24 Aug LLC., Subchapter S, C Corp. or Partnership? Which is the best for my cannabis enterprise?
I’m often approached by people starting a dispensary/cultivation facility and asked to either incorporate them or help them figure out the right structure. Recently, I was asked by a cannabis entrepreneur what corporate form would be the best for her new venture. She told me her attorney brother in law said “Definitely an S Corp.”

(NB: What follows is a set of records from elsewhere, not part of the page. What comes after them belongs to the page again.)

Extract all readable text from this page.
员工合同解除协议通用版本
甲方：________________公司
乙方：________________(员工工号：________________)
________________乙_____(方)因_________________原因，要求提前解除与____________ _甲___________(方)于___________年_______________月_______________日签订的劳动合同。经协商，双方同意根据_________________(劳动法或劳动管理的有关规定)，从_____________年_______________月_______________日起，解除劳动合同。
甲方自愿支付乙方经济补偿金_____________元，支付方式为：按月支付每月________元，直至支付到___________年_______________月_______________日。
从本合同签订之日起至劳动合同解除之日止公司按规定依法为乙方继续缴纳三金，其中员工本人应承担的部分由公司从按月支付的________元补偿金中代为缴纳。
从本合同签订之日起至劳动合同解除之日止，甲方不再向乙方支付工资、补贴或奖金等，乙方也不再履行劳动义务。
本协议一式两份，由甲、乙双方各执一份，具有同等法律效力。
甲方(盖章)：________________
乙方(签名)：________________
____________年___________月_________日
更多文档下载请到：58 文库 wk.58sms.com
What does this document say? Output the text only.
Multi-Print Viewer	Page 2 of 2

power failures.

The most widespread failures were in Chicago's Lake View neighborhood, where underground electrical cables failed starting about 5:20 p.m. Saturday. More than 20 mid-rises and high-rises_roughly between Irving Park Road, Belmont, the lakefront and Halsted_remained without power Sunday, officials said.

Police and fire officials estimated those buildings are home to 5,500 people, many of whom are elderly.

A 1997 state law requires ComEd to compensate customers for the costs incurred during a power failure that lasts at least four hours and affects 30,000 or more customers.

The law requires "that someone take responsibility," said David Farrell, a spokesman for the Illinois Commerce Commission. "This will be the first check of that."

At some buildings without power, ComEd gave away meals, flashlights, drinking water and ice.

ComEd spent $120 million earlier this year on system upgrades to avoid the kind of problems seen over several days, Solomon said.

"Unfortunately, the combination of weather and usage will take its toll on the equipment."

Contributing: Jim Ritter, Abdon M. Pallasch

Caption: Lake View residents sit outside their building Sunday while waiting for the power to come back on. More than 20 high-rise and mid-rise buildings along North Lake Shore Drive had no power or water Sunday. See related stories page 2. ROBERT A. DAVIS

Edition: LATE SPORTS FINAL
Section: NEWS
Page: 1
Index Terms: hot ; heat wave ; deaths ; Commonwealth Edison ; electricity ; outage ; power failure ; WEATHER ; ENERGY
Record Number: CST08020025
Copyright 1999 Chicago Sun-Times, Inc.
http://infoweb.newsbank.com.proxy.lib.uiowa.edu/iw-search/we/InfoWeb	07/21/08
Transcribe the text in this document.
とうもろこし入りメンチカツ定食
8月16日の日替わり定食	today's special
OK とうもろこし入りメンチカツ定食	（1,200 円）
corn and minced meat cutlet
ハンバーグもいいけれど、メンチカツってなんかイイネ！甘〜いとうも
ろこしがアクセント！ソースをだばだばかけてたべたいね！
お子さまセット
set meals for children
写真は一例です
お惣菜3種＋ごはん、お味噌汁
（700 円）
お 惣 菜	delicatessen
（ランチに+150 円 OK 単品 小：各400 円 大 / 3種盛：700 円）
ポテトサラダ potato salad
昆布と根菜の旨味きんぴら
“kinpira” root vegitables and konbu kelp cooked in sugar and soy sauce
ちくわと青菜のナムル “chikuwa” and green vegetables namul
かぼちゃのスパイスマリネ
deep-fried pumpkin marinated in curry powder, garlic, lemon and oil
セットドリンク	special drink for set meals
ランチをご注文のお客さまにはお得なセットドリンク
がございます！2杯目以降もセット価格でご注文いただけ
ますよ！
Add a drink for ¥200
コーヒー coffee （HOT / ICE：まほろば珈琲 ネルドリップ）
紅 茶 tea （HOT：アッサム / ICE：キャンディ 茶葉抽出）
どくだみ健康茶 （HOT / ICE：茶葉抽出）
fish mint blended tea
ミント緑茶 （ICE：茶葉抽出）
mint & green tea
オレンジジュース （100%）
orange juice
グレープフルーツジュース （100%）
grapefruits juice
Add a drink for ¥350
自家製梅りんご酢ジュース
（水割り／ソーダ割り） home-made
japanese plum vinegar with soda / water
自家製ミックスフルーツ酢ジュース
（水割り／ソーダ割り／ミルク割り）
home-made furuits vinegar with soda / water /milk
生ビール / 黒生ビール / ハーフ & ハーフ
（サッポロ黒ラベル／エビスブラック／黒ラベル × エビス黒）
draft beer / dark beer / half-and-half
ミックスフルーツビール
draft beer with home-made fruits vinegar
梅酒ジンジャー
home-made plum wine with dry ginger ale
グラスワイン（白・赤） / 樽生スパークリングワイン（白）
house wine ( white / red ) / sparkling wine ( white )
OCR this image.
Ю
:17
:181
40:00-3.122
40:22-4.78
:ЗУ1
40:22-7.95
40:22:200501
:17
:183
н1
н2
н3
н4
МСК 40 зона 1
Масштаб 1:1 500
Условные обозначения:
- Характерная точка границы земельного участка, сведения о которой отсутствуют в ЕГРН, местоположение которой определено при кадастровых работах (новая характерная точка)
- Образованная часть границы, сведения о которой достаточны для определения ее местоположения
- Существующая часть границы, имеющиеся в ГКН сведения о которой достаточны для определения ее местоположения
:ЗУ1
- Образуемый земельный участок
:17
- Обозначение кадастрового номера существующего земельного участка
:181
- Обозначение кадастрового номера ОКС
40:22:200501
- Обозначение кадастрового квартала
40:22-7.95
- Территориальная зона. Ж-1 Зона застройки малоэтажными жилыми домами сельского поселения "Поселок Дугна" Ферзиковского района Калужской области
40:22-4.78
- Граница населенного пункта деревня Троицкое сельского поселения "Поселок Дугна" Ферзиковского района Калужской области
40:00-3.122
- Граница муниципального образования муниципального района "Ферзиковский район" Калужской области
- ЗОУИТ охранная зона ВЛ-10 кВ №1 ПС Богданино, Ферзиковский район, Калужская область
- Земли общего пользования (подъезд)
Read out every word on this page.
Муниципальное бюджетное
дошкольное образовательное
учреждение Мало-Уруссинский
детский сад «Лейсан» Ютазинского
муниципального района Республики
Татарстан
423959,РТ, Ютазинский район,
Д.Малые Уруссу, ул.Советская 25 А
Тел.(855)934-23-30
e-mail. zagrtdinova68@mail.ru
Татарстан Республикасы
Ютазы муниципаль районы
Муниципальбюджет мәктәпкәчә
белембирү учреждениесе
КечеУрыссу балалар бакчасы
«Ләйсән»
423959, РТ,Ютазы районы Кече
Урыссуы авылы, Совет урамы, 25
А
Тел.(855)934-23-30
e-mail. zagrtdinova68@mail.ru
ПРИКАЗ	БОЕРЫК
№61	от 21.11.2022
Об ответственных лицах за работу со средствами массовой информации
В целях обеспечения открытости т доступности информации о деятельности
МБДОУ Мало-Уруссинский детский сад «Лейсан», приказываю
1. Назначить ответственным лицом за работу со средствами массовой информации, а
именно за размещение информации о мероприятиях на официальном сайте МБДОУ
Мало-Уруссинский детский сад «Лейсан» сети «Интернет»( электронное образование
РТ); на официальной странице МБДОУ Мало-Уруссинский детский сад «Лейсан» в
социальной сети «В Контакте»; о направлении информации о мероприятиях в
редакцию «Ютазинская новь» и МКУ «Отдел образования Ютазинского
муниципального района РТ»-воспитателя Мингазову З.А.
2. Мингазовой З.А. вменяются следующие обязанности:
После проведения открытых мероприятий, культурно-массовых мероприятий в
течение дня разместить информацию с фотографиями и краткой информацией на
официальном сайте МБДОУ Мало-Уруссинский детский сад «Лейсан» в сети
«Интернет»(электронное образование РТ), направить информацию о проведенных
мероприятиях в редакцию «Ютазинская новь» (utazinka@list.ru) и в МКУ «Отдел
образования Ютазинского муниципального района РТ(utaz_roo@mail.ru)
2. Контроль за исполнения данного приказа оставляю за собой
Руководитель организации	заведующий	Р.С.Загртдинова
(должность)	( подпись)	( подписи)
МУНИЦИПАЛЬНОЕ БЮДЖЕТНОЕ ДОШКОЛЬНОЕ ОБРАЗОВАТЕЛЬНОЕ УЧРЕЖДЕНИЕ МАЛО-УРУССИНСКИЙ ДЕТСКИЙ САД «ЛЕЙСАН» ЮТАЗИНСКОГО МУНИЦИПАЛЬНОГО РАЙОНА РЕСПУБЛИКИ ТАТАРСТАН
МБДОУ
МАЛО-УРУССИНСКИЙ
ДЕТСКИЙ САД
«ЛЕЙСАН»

Gulp!!! If double taxation and risking your personal assets seems like a great way to start the New Year, jump right in. The right answer for now until IRS 280E changes, is an LLC. Why? If you have an S Corp. you are exposing both your personal assets and accepting any tax liability PERSONALLY. If any tax issues or audits create a tax liability, you’re on the hook for it if you have an S Corp. Period. Elvis has left the building, but you’re holding his unpaid laundry ticket.
S Corporations are mandated by the IRS to pay corporate owners a “reasonable wage”. So, you’re going to be taxed when that paycheck arrives. Since you’re selling cannabis, the paycheck is not deductible on your corporate return. Now, you owe the government more money because it’s not deductible, and your gross revenue can only be reduced by your cost of goods sold. Consequently, you now have paid payroll taxes as well as extra corporate taxes on the paycheck. LLC owners don’t have to pay salaries, instead they can take distributions which if you’re a smart owner, will be worked into cost of goods sold as management oversight, etc.
Bottom line – unless your brother in law the hot shot attorney knows corporate structures involving the cannabis business, only use his services when someone runs over your foot in the supermarket.